Pump and dump. For years, the three Republican FEC commissioners have voted as a bloc to forestall investigations, deadlocking the six-member commission in dozens of cases where the agency’s own independent Office of General Counsel has found reason to believe violations occurred. These split decisions aren’t exonerations, because an equal number of commissioners saw it the other way—but the GOP’s side has the more powerful practical effect of killing the investigation. And a recent case shows just how powerful that can be—boosting the value of an individual company’s stock, and overpowering top-notch, document-based reporting.
Last month, NextEra Energy released a public statement touting some good news for the company: The FEC had just informed them that the agency had closed its inquiry into allegations that a NextEra subsidiary, Florida Power and Light, had secretly and illegally funded a number of “ghost candidates” in Florida’s 2022 elections. The statement made the narrow claim that the decision “concluded the FEC's consideration of the complaint without a finding that the commission had reason to believe that FPL violated the FECA.”
NextEra’s stock—which had plummeted from the news of the FEC inquiry—spiked up at the announcement, with Reuters picking up the corporate statement. Some even said, falsely, that the company had been cleared.
Importantly, the FEC notifies participants about its enforcement decisions weeks before disclosing them to the public—along with the underlying documentation.

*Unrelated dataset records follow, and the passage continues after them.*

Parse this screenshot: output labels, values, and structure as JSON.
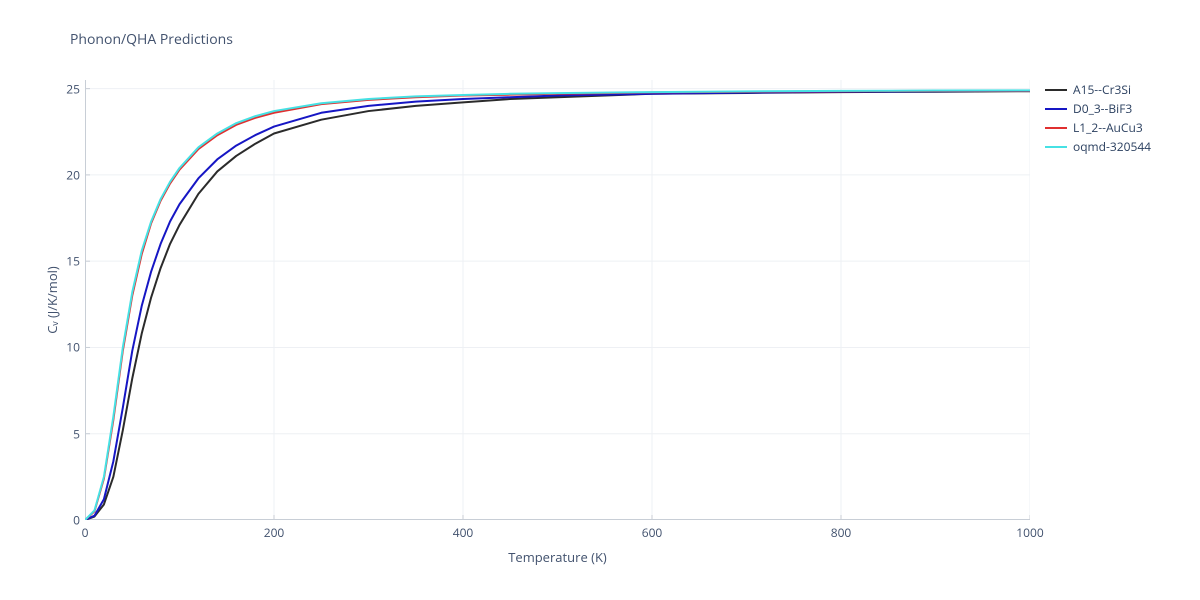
{
  "chart": {
    "type": "line",
    "title": "Phonon/QHA Predictions",
    "title_fontsize": 14,
    "title_color": "#42526e",
    "xlabel": "Temperature (K)",
    "ylabel": "Cᵥ (J/K/mol)",
    "label_fontsize": 13,
    "label_color": "#42526e",
    "tick_fontsize": 12,
    "tick_color": "#42526e",
    "background_color": "#ffffff",
    "plot_bg_color": "#ffffff",
    "grid_color": "#eef0f4",
    "axis_line_color": "#c8ced6",
    "xlim": [
      0,
      1000
    ],
    "ylim": [
      0,
      25.5
    ],
    "xticks": [
      0,
      200,
      400,
      600,
      800,
      1000
    ],
    "yticks": [
      0,
      5,
      10,
      15,
      20,
      25
    ],
    "line_width": 2,
    "legend_fontsize": 12,
    "legend_position": "right",
    "series": [
      {
        "name": "A15--Cr3Si",
        "color": "#2b2b2b",
        "x": [
          0,
          10,
          20,
          30,
          40,
          50,
          60,
          70,
          80,
          90,
          100,
          120,
          140,
          160,
          180,
          200,
          250,
          300,
          350,
          400,
          450,
          500,
          600,
          700,
          800,
          900,
          1000
        ],
        "y": [
          0,
          0.2,
          0.9,
          2.5,
          5.2,
          8.2,
          10.8,
          12.9,
          14.6,
          16.0,
          17.1,
          18.9,
          20.2,
          21.1,
          21.8,
          22.4,
          23.2,
          23.7,
          24.0,
          24.2,
          24.4,
          24.5,
          24.7,
          24.75,
          24.8,
          24.82,
          24.85
        ]
      },
      {
        "name": "D0_3--BiF3",
        "color": "#1616c4",
        "x": [
          0,
          10,
          20,
          30,
          40,
          50,
          60,
          70,
          80,
          90,
          100,
          120,
          140,
          160,
          180,
          200,
          250,
          300,
          350,
          400,
          450,
          500,
          600,
          700,
          800,
          900,
          1000
        ],
        "y": [
          0,
          0.25,
          1.2,
          3.4,
          6.5,
          9.8,
          12.4,
          14.4,
          16.0,
          17.3,
          18.3,
          19.8,
          20.9,
          21.7,
          22.3,
          22.8,
          23.6,
          24.0,
          24.25,
          24.4,
          24.5,
          24.6,
          24.7,
          24.77,
          24.82,
          24.85,
          24.87
        ]
      },
      {
        "name": "L1_2--AuCu3",
        "color": "#e03030",
        "x": [
          0,
          10,
          20,
          30,
          40,
          50,
          60,
          70,
          80,
          90,
          100,
          120,
          140,
          160,
          180,
          200,
          250,
          300,
          350,
          400,
          450,
          500,
          600,
          700,
          800,
          900,
          1000
        ],
        "y": [
          0,
          0.5,
          2.4,
          5.8,
          9.8,
          13.0,
          15.4,
          17.2,
          18.5,
          19.5,
          20.3,
          21.5,
          22.3,
          22.9,
          23.3,
          23.6,
          24.1,
          24.35,
          24.5,
          24.6,
          24.65,
          24.7,
          24.78,
          24.82,
          24.85,
          24.87,
          24.88
        ]
      },
      {
        "name": "oqmd-320544",
        "color": "#46e1e4",
        "x": [
          0,
          10,
          20,
          30,
          40,
          50,
          60,
          70,
          80,
          90,
          100,
          120,
          140,
          160,
          180,
          200,
          250,
          300,
          350,
          400,
          450,
          500,
          600,
          700,
          800,
          900,
          1000
        ],
        "y": [
          0,
          0.55,
          2.5,
          6.0,
          10.0,
          13.2,
          15.6,
          17.3,
          18.6,
          19.6,
          20.4,
          21.6,
          22.4,
          23.0,
          23.4,
          23.7,
          24.15,
          24.4,
          24.55,
          24.63,
          24.7,
          24.74,
          24.8,
          24.84,
          24.87,
          24.89,
          24.9
        ]
      }
    ]
  }
}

In this case, NexEra’s claims were accurate, but they weren’t the full truth. That only came out this week: The company had not been cleared, and the matter hadn’t even been fully investigated. In a lengthy and extensively detailed report, the independent OGC had recommended that the commissioners find “reason to believe” that violations cited in the complaint—from watchdog CREW—had in fact occurred.
In a separate statement dated April 9—weeks after NexEra got the jump on the news—the commission’s three Democrats argued forcefully in favor of an investigation based on the merits of those OGC findings, of the complaint, and of the underlying investigative journalism that unearthed the shocking allegations to begin with. The statement from the three GOP commissioners, however, used the fact that the complaint had cited journalistic findings as a strike against its viability, voting to block even an official investigation into the scandal.

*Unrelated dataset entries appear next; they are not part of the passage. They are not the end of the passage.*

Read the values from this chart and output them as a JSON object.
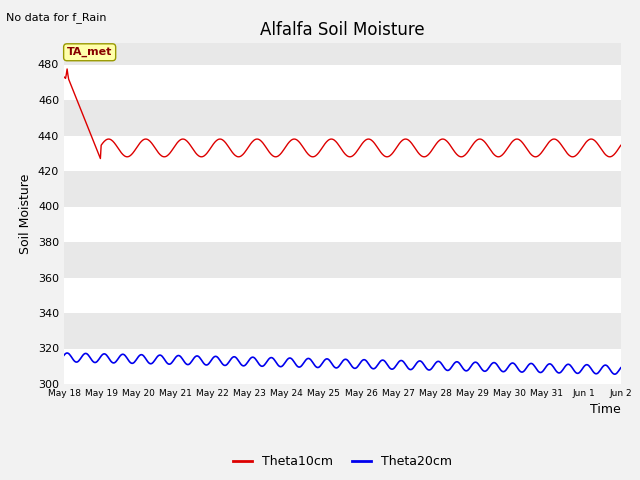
{
  "title": "Alfalfa Soil Moisture",
  "subtitle": "No data for f_Rain",
  "ylabel": "Soil Moisture",
  "xlabel": "Time",
  "annotation": "TA_met",
  "ylim": [
    300,
    492
  ],
  "yticks": [
    300,
    320,
    340,
    360,
    380,
    400,
    420,
    440,
    460,
    480
  ],
  "xlim": [
    0,
    15
  ],
  "theta10_color": "#dd0000",
  "theta20_color": "#0000ee",
  "bg_color_light": "#e8e8e8",
  "bg_color_dark": "#d8d8d8",
  "grid_color": "#ffffff",
  "fig_bg": "#f2f2f2",
  "annotation_fg": "#880000",
  "annotation_bg": "#ffffaa",
  "annotation_edge": "#999900",
  "legend_labels": [
    "Theta10cm",
    "Theta20cm"
  ],
  "title_fontsize": 12,
  "tick_fontsize": 8,
  "label_fontsize": 9
}
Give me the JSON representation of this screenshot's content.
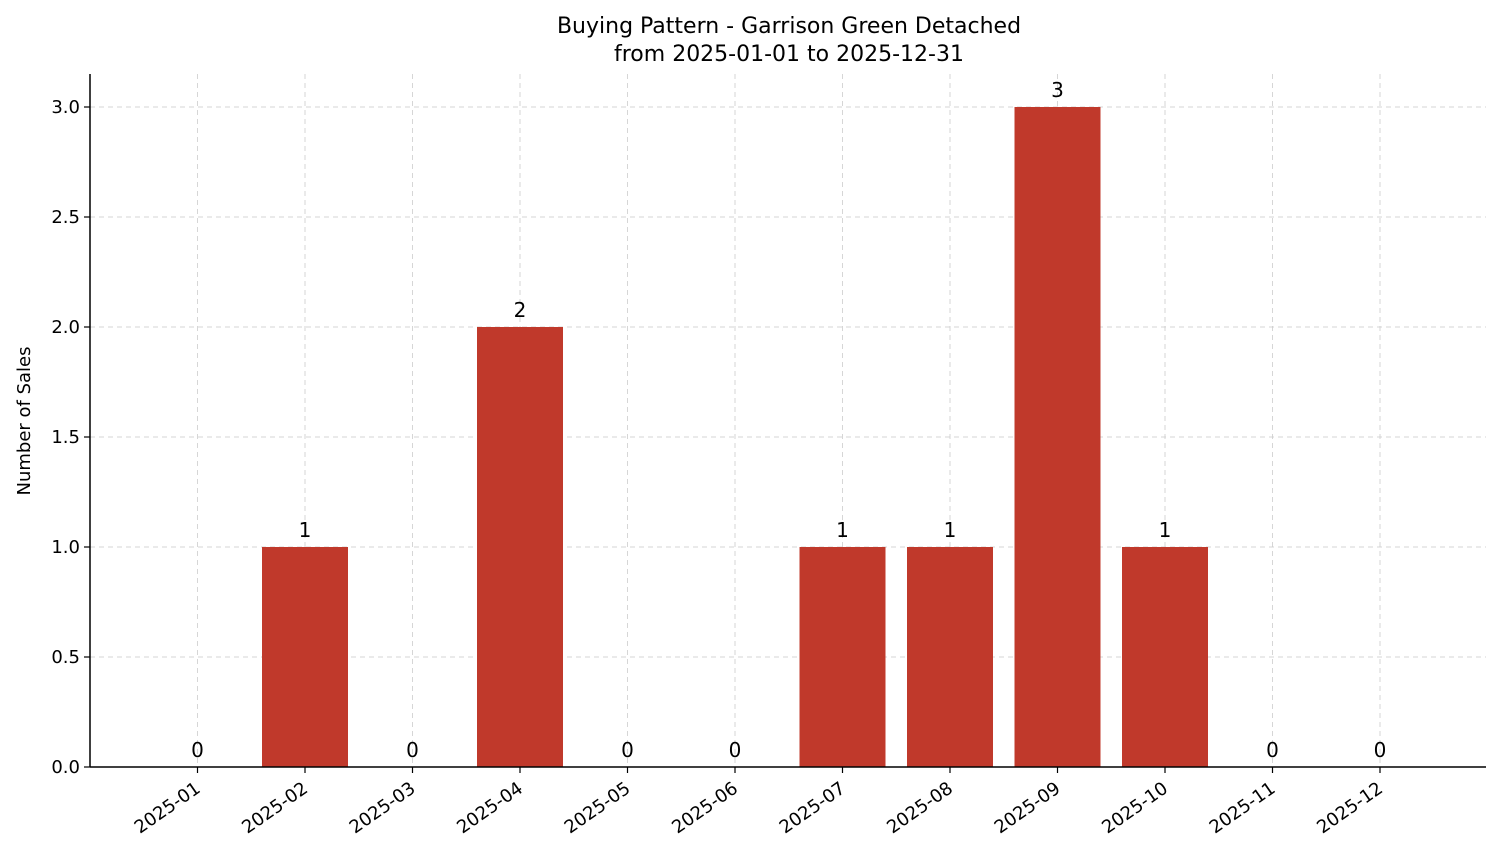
{
  "chart_data": {
    "type": "bar",
    "title": "Buying Pattern - Garrison Green Detached",
    "subtitle": "from 2025-01-01 to 2025-12-31",
    "xlabel": "",
    "ylabel": "Number of Sales",
    "categories": [
      "2025-01",
      "2025-02",
      "2025-03",
      "2025-04",
      "2025-05",
      "2025-06",
      "2025-07",
      "2025-08",
      "2025-09",
      "2025-10",
      "2025-11",
      "2025-12"
    ],
    "values": [
      0,
      1,
      0,
      2,
      0,
      0,
      1,
      1,
      3,
      1,
      0,
      0
    ],
    "data_labels": [
      "0",
      "1",
      "0",
      "2",
      "0",
      "0",
      "1",
      "1",
      "3",
      "1",
      "0",
      "0"
    ],
    "ylim": [
      0,
      3.15
    ],
    "yticks": [
      0.0,
      0.5,
      1.0,
      1.5,
      2.0,
      2.5,
      3.0
    ],
    "ytick_labels": [
      "0.0",
      "0.5",
      "1.0",
      "1.5",
      "2.0",
      "2.5",
      "3.0"
    ],
    "grid": true,
    "bar_color": "#c0392b"
  }
}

The Democrats’ statement noted that the paper, the Orlando Sentinel, was founded in 1876 and had been awarded multiple Pulitzer Prizes, including for investigative reporting. Its reporting on the FP&L scheme was “detailed and well-sourced,” the commissioners said, citing “internal emails and memoranda from the political consultants discussing the scheme” that the journalists had obtained.
“This Commission exists because of the intrepid investigative reporting that revealed the Watergate scandal,” the Democrats noted, adding, “Some of the most significant allegations that the Commission has considered were initially brought to light by investigative reporting.”
However, the nuances of bureaucratic protocol don’t travel well. Or fast. And in the end, ideology still beats journalism—no matter how convincing or accurate.